While priding themselves for having made major strides in curbing exams cheating, Ongeri said a shift in trends had gotten his officers worried.
 He said by controlling the interference from outside the school, as a means to curb cheating there has been a shift to collusion within examination centres involving the candidates, teachers and other third parties. He said the trend of these new cheating tactics are developing.
 In this year’s examination 335 centres were involved in collusion whose exams will be nullified and education officers involved will be punished. “The Kenya National Examinations Council and my ministry have gone out of their way to try and eliminate all other forms of cheating including impersonation, candidates caught with mobile phones, and those with pre-prepared notes, however it is disturbing that candidates at examination centres have turned to collusion which involves headteachers, supervisors, invigilators, parents and even the community which is difficult to handle unless such leaders embrace integrity,” Ongeri said.
 The minister told of a case in which a DEO and a headmaster tried to bribe a supervisor not to report collusion and when she refused she was threatened with death and had to leave the region immediately. He also said head teachers, teachers and supervisors abetted collusion. He further said that candidates had devised new ways to cheat with some even writing answers on sandals and shirts worn in exam rooms.
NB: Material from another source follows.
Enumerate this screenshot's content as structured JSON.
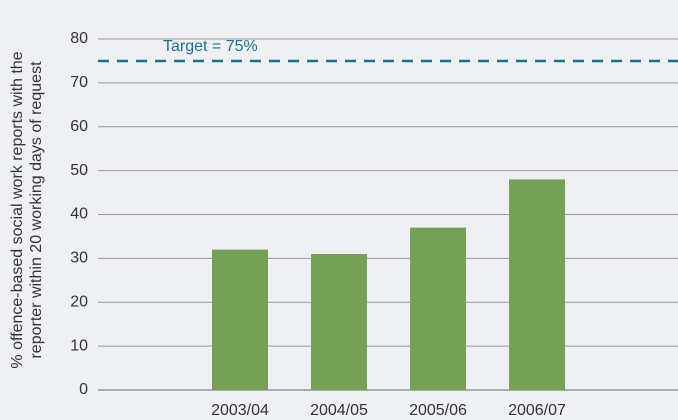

 “We thought that the sandals would be an apparel to prevent them from contracting any infectious diseases while they were walking on contaminated soil but I am afraid to say that this is one of the ingenious ways of colluding where the sandal is riddled with answers,” he said adding that the government will deal with the errant adults who are hell bent to ruin children's future by either participating or allowing them to cheat. Nyeri,Turkana, Laikipia and Busia counties were commented for not having any case of cheating.
 Meanwhile a parliamentary select committee on Education chairman Davy Koech called on the education ministry to address teachers shortage and expand infrastructure to improve the quality of education.